Ranking. Fewer than 20 percent of companies in the study use ranking as a primary method of calculating incentive compensation. In ranking, all reps are placed in order according to their performance, and the sales incentive budget is doled out accordingly. The practice simplifies incentive calculation and has the advantage of keeping budgets predictable.
But, it pits one rep against another in less than healthy competition. The practice brings to mind the old joke about the hunter who realizes that to survive, he need not outrun the bear that is chasing him, only his hunting companion. When they are compensated by rank, reps focus more on how they are doing relative to their peers and less on making their best effort.
Special achievement.

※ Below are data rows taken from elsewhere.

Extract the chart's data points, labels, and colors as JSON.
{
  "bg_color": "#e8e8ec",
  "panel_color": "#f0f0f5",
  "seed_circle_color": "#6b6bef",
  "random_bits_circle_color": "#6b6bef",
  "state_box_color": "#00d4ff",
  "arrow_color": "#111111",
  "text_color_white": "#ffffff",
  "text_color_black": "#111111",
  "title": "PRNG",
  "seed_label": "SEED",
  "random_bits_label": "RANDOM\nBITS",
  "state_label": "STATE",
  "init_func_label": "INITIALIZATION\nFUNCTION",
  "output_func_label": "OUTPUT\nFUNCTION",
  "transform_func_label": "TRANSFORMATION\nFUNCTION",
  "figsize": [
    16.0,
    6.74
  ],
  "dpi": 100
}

The number of companies using special achievement awards has increased dramatically over the past two years-from 31 percent in 2001 to 71 percent in 2003-perhaps reflecting a need to counteract compression. Such awards are also often used to even out the score when good performers are adversely affected by managed care policies in their territory.
Long-term incentives. These programs remain quite popular; 59 percent of reporting companies offer them. The most prevalent type is a nonqualified stock option plan, so smaller companies that can't offer stock are at a disadvantage. The whole practice is worth watching.
If Microsoft's move to give its employees restricted stock grants rather than options, the use of incentive stock options in pharma may be a bubble waiting to burst. Because companies can generally afford to be more generous with options, employees tend to prefer them. Reps may view a move toward grants as a negative change.
In recent years, pharma's marketing function has been gaining ground in a sales-dominated world. Between 2002 and 2003, marketing made major strides, at least in terms of sheer mass. In just one year, the average number of incumbents per company in product management has nearly doubled, indicating a growing reliance on that critical function. The average head count in market research has also increased substantially (67 percent).
The value of marketing is reflected not only in head count, but also in compensation. Compared with 2002, total cash increased an average of 8.8 percent for incumbents in product management jobs and 12.5 percent for incumbents in market research in 2003. Considering the recent state of the economy, those are healthy increases.
For now, the pharma industry is focused on using the sales force to achieve reach and frequency. Only when companies are able to change their orientation from those metrics will the size of sales forces self-correct.
In the meantime, employers, in their zeal to measure an ever-multiplying array of variables in monitoring performance, risk compromising their ability to differentiate and reward top performers through their compensation and incentive practices.
Still, companies have been making many improvements in their policies, and in the final analysis, there are many saving graces: turnover is down, total cash targets are moving closer to the median, and sales reps are still generously compensated.